When a repo borrower files bankruptcy, the repo lender has no worries. His collateral is exempt from the bankruptcy, thanks to a 1984 law that said bankrupt borrowers must immediately repay their repo loans in full. The purpose of the law was to prevent troubles at a bankrupt company from infecting the financial system. In other words, the purpose was to prevent systemic risk.
Things got even better for repo lenders in 2005, when Congress passed The 2005 Bankruptcy Act that added repos collateralized with mortgage-backed securities, including CDOs, to the list of repurchase agreements that were exempt from a bankruptcy and creditors could not seize.
Critics claim the bankruptcy exemption contributed to the financial crisis of 2007 and 2008, because it let repo lenders ignore risk and protected them from their bad decisions.
One of these critics is economist Carolyn Sissoko, author of “The legal foundations of financial collapse” published October 6, 2009.
To the above criticisms, she adds that repo lenders used to be cautious about demanding more collateral from a troubled borrower, for fear of driving the borrower into bankruptcy.
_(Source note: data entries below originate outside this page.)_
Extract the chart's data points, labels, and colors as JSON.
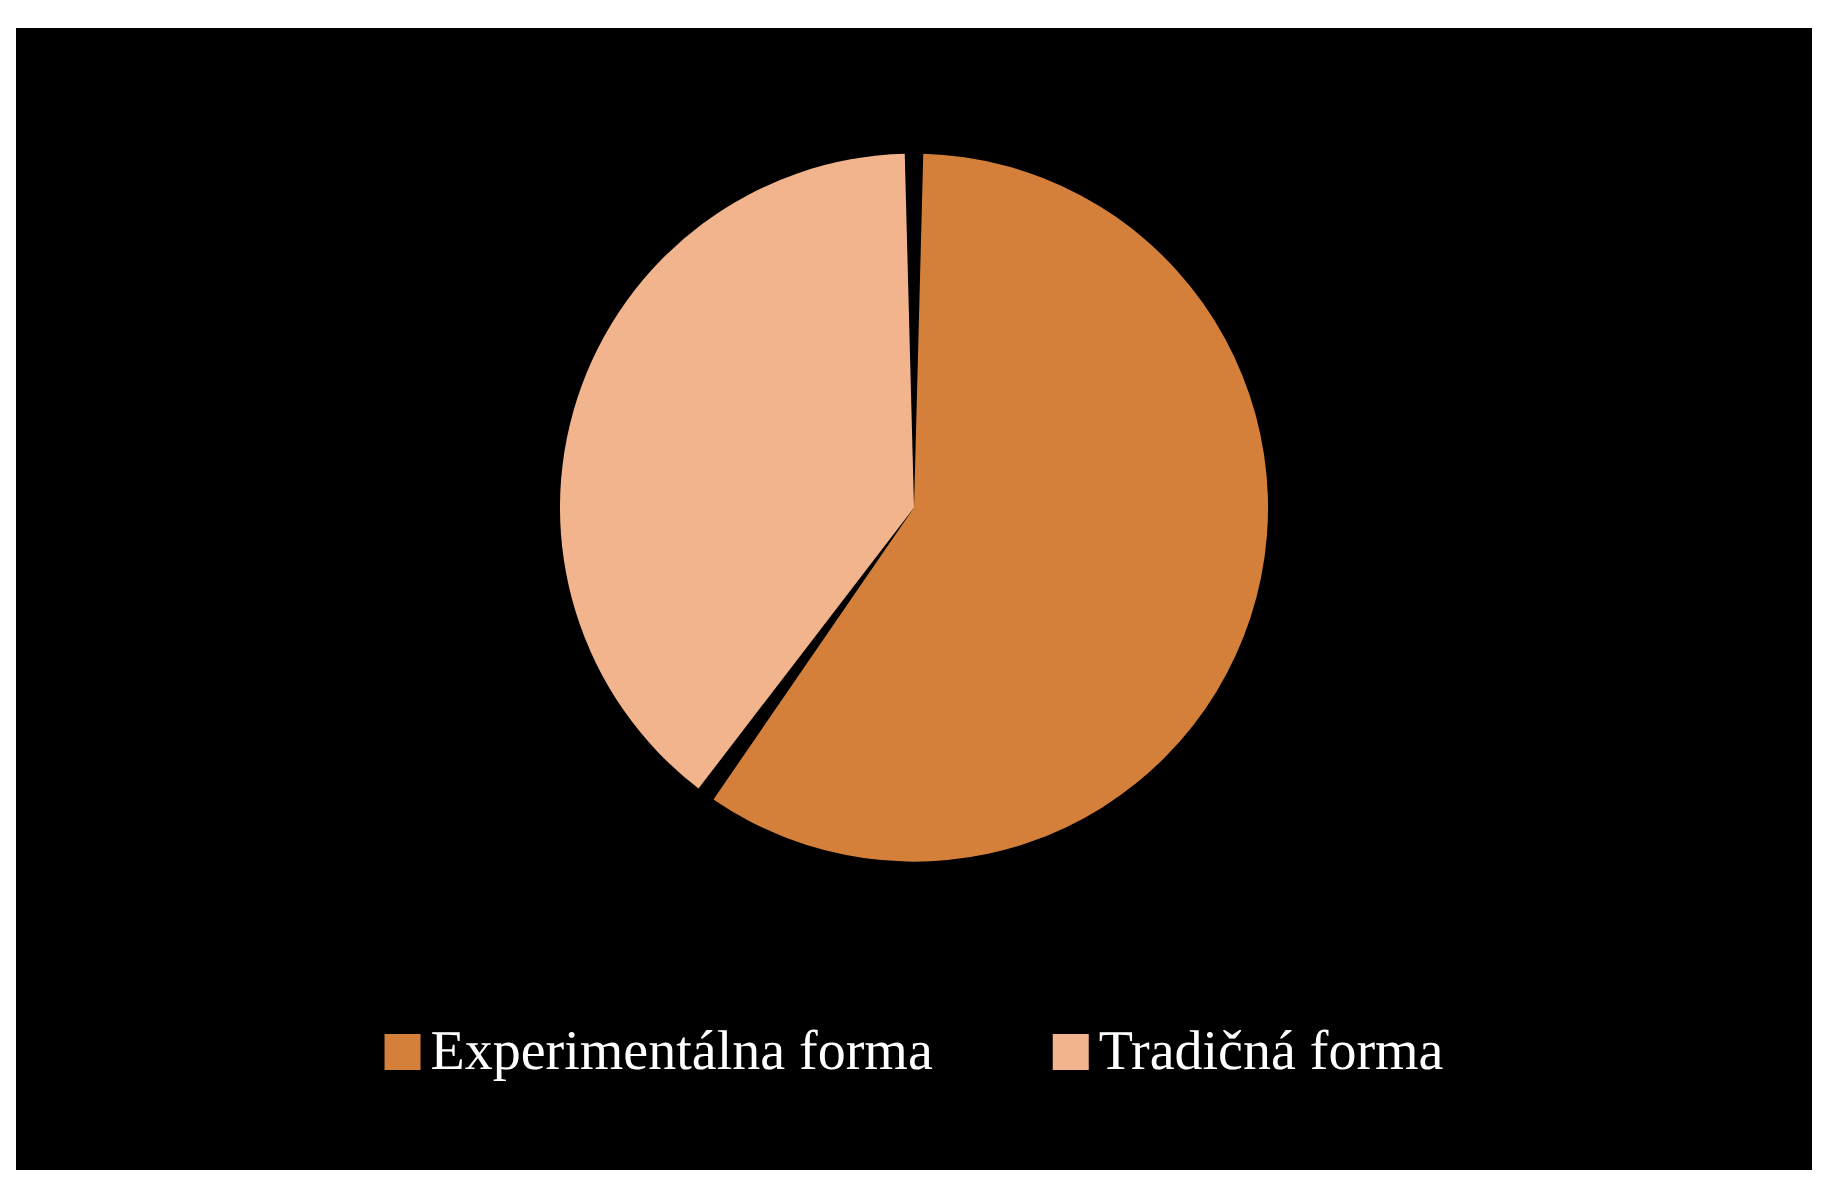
{
  "chart_data": {
    "type": "pie",
    "categories": [
      "Experimentálna forma",
      "Tradičná forma"
    ],
    "values": [
      60,
      40
    ],
    "colors": [
      "#d4803a",
      "#f2b48c"
    ],
    "legend": "bottom"
  }
}
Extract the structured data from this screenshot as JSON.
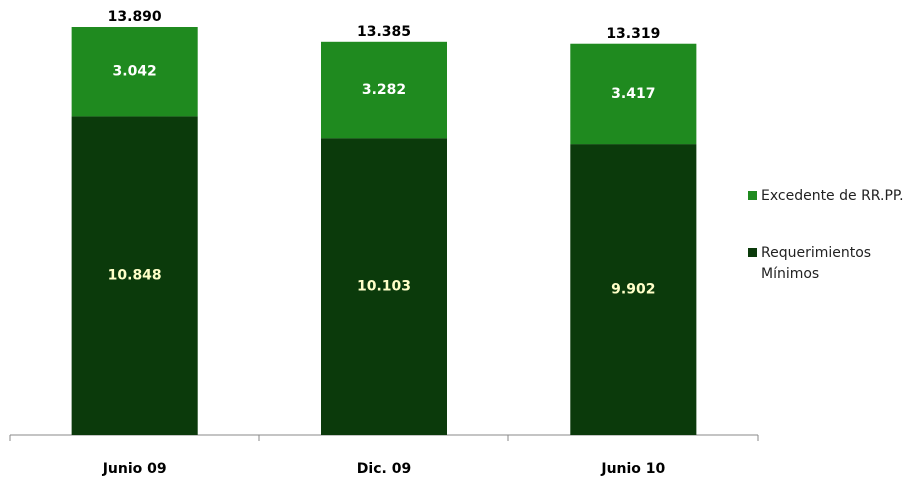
{
  "chart_data": {
    "type": "stacked_bar",
    "categories": [
      "Junio 09",
      "Dic. 09",
      "Junio 10"
    ],
    "series": [
      {
        "name": "Requerimientos Mínimos",
        "color": "#0b3a0b",
        "values": [
          10848,
          10103,
          9902
        ],
        "value_labels": [
          "10.848",
          "10.103",
          "9.902"
        ]
      },
      {
        "name": "Excedente de RR.PP.",
        "color": "#1f8a1f",
        "values": [
          3042,
          3282,
          3417
        ],
        "value_labels": [
          "3.042",
          "3.282",
          "3.417"
        ]
      }
    ],
    "totals": {
      "values": [
        13890,
        13385,
        13319
      ],
      "value_labels": [
        "13.890",
        "13.385",
        "13.319"
      ]
    }
  }
}
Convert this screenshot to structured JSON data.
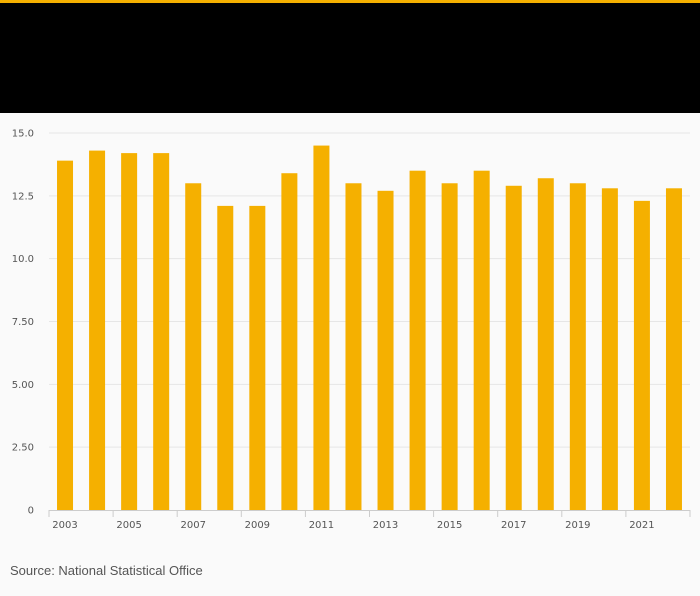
{
  "colors": {
    "bar": "#f5b000",
    "header_bg": "#000000",
    "accent_line": "#f5b000",
    "grid": "#e6e6e6",
    "axis": "#cccccc",
    "text": "#555555"
  },
  "source": "Source: National Statistical Office",
  "chart_data": {
    "type": "bar",
    "title": "",
    "xlabel": "",
    "ylabel": "",
    "categories": [
      "2003",
      "2004",
      "2005",
      "2006",
      "2007",
      "2008",
      "2009",
      "2010",
      "2011",
      "2012",
      "2013",
      "2014",
      "2015",
      "2016",
      "2017",
      "2018",
      "2019",
      "2020",
      "2021",
      "2022"
    ],
    "x_tick_labels": [
      "2003",
      "",
      "2005",
      "",
      "2007",
      "",
      "2009",
      "",
      "2011",
      "",
      "2013",
      "",
      "2015",
      "",
      "2017",
      "",
      "2019",
      "",
      "2021",
      ""
    ],
    "values": [
      13.9,
      14.3,
      14.2,
      14.2,
      13.0,
      12.1,
      12.1,
      13.4,
      14.5,
      13.0,
      12.7,
      13.5,
      13.0,
      13.5,
      12.9,
      13.2,
      13.0,
      12.8,
      12.3,
      12.8
    ],
    "ylim": [
      0,
      15
    ],
    "y_ticks": [
      {
        "value": 0,
        "label": "0"
      },
      {
        "value": 2.5,
        "label": "2.50"
      },
      {
        "value": 5,
        "label": "5.00"
      },
      {
        "value": 7.5,
        "label": "7.50"
      },
      {
        "value": 10,
        "label": "10.0"
      },
      {
        "value": 12.5,
        "label": "12.5"
      },
      {
        "value": 15,
        "label": "15.0"
      }
    ],
    "grid": true,
    "legend": "none"
  }
}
But with the bankruptcy exemption, repo lenders feel free to demand more collateral at the first whiff of trouble, because whatever happens, the repo lender is protected. It appears the bankruptcy exemption created more systemic risk, not less.
Sissoko takes her criticism of the bankruptcy exemption a step further, asking: Is collateralized interbank lending an inherently destabilizing force in a financial system?
From her paper:
The collateralized interbank lending regime encourages banks to believe that their collateral is “liquid”, protecting them from losses in the event that a counterparty defaults. Adherence to this fallacy has two consequences: (i) banks do not set aside reserves or hold capital to protect themselves against losses that they cannot imagine, and (ii) banks do not monitor counterparties carefully, because they believe that they are fully protected by collateral. Both of these consequences are extremely detrimental to financial stability. …
At the least, the bankruptcy exemption for repos should be stopped, she says.
The repo market functioned reasonably well for a quarter of a century and imploded shortly after it was enlarged to included riskier assets. As the riskier assets were the first to be rejected by repo counterparties, the presumption must be that we are better off with the narrower privileges granted to repurchase agreements in 1984.
Further Sissoko thoughts about the 2005 Act:
It’s unfortunate that no statistics are collected on the size of the private sector repo market, because it seems likely that the market grew at an astounding pace after the 2005 Bankruptcy Act was passed, granting safe harbor protections to repos on over-the-counter securities and synthetic assets. ….
Pause for a moment to think about the implications of these changes. Repurchase agreements are a standard component of any broad measure of the money supply. It is now possible for a bank to write a swap that functions like an insurance contract on the returns of a mortgage security, to package that swap into a synthetic security and then to use the synthetic security as collateral to borrow money in a repurchase agreement.
Thus, the 2005 law encourages the monetization of synthetic and cash securities in repo markets, because if the bank goes bankrupt, then the repo counterparty’s claim has far greater privileges in bankruptcy than that of a bondholder – with careful management of collateral the repo counterparty can be all but certain of being paid in full. …
Sissoko discusses the financial collapse of 2008:
This repo market instability became evident in March 2008, when rumors were swirling about Bear Stearns’ financial condition. Counterparties did not want to risk holding collateral that could only be sold at fire sale prices in the event of a Bear Stearns’ bankruptcy – so they refused to lend to Bear against anything but the highest quality collateral.
Since Bear Stearns financed half of its balance sheet on the repo market, this withdrawal of credit was disastrous. In the absence of credit drawn on repos Bear did not have the liquidity necessary to meet its short-term obligations.
In the case of Bear Stearns, fear of a bankruptcy filing precipitated a withdrawal of credit that made bankruptcy almost inevitable – and destroyed the firm. In September 2008 Lehman Brothers collapsed when it too faced a bank run as fellow bankers withdrew credit and issued collateral calls. At the time of the Lehman failure, Merrill Lynch was at risk of the same treatment and was saved only by Bank of America’s eleventh hour purchase. Within days Goldman Sachs and Morgan Stanley were also at risk – exactly one week after Lehman filed for bankruptcy the Federal Reserve announced expedited approval for the transformation of these firms into bank holding companies with full access to the Fed’s support for commercial banks.
In short, every firm that relied on repurchase agreements as an important source of funding – and did not have full access to the liquidity facilities of the central bank – faced a bank run and either failed or was rescued.
Safe harbor for repurchase agreements that are backed by securities of limited liquidity sets up an institutional structure that is prone to bank runs. Whenever there is some small likelihood that a firm a might declare bankruptcy, counterparties protect themselves from the possibility of losses in a fire sale by withdrawing credit from the firm – and driving it into bankruptcy.
The repo markets we have now can only be described as fundamentally unstable.